The simple and modern architectural character of the Shrestha Bharat Bhavan is complemented by lush plantings along the balconies, linking the building to the landscape and reinforcing the environmental theme of the development.
Distinctive and dramatically lit architectural elements, such as the circular stair hall facing the garden and river, create a special guest experience as well as a memorable image of the Hotel.
Museum & Audio Visual Gallery
The Statue of Unity Project will also include a unique museum and audio-visual department depicting the life and times of Sardar Vallabhbai Patel.
A Laser, Light and Sound show
A Laser, Light and Sound show on the efforts of Unification of India.
A research centre dedicated to the research and development of subjects close to Sardar Vallabhbhai Patel’s heart like Good Governance and Agriculture Development. Here, subjects like Water Management and Tribal Development will also be studied and researched.
A Monumental View
A heavy-load open lift with a panoramic view will be built alongside the Statue of Unity. Visitors will be able to rise up within statue, walk into a viewing gallery and enjoy a panoramic view of the Sardar Sarovar Nigam project and the surrounding region from an astounding height of close to 400ft.
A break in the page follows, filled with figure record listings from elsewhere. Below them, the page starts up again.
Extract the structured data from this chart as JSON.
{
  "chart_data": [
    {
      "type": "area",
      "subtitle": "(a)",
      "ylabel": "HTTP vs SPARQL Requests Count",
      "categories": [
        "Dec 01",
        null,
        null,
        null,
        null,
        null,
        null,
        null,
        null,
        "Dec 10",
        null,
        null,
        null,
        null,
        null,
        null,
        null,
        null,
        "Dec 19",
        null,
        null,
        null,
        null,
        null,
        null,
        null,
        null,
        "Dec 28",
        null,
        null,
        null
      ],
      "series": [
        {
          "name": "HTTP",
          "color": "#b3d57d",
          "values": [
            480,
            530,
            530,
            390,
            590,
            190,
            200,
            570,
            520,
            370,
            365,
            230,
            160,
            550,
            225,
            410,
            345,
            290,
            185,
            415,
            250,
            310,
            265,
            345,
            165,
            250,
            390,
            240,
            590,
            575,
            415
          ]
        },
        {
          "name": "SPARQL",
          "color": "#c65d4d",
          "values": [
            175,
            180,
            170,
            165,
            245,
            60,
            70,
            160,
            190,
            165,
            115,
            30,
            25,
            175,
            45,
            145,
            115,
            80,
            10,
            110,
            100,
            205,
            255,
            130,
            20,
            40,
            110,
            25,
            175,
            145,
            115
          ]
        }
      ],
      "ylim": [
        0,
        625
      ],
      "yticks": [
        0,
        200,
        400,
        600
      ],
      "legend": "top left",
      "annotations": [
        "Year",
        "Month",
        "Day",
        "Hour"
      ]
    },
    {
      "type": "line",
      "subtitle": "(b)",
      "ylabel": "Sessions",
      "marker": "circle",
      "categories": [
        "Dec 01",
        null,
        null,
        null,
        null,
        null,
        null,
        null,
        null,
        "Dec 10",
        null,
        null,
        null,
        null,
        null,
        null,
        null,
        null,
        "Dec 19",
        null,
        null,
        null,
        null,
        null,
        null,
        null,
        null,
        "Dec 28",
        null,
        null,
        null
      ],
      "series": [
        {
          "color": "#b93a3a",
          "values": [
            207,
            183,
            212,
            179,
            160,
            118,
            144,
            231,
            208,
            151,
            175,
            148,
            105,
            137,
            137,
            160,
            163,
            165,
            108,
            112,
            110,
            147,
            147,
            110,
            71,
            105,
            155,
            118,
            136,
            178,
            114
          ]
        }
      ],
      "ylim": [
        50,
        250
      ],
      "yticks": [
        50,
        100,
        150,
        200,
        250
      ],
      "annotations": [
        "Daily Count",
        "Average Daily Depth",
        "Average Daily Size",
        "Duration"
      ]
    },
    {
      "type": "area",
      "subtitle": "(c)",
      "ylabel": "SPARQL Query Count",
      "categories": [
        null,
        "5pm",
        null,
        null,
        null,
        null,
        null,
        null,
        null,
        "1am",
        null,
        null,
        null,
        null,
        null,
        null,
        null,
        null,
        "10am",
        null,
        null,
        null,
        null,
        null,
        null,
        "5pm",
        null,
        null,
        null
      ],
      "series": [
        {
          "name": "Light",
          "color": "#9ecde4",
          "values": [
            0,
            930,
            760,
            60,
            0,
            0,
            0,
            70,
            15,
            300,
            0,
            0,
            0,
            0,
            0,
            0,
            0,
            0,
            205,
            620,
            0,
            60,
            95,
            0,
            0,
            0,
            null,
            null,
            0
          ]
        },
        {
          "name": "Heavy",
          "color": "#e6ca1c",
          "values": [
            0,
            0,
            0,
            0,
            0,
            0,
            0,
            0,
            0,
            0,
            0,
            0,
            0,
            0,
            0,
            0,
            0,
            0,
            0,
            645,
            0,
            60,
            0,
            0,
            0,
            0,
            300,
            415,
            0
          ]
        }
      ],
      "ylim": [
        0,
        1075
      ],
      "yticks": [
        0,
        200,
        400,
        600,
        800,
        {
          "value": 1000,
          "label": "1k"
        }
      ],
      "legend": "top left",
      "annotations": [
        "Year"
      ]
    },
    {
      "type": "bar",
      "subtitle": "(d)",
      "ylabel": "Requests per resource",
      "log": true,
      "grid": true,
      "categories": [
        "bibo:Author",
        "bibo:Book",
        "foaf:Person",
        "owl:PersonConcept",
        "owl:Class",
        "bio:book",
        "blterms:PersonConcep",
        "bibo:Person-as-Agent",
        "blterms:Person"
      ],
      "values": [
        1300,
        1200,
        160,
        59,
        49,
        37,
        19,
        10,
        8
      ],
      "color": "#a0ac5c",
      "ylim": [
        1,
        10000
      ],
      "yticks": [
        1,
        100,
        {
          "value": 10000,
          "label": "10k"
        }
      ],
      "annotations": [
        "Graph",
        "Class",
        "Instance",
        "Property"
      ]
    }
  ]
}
Hospitality & Entertainment
Refreshment areas like restaurants and recreational spots to make the project area an attractive tourist spot, thus facilitating tourism and employment for the surrounding tribal region.
The statue and surrounding area will be accessed by special boats to avoid vehicular traffic and pollution
The Statue of Unity won’t hold the title of world’s tallest statue for very long. A 212-metre high statue of Chhatrapati Shivaji, India’s 17th century warrior king, astride a horse is planned to open in 2020 off the coast of Mumbai.
Originally the Shivaji monument was due to be just 208 metres, but the design was revised to add some extra height on when it transpired that China’s Spring Temple Buddha in Henan was getting an extra pedestal added to make it 208 metres, too.
New York City’s statue of Liberty, built from copper in 1886, is just 47 metres high and sits on a 46 metre base. In South Dakota a mountain carving process has been underway since 1948 to create a 172-metre sculpture of Lakota warrior chief Crazy Horse.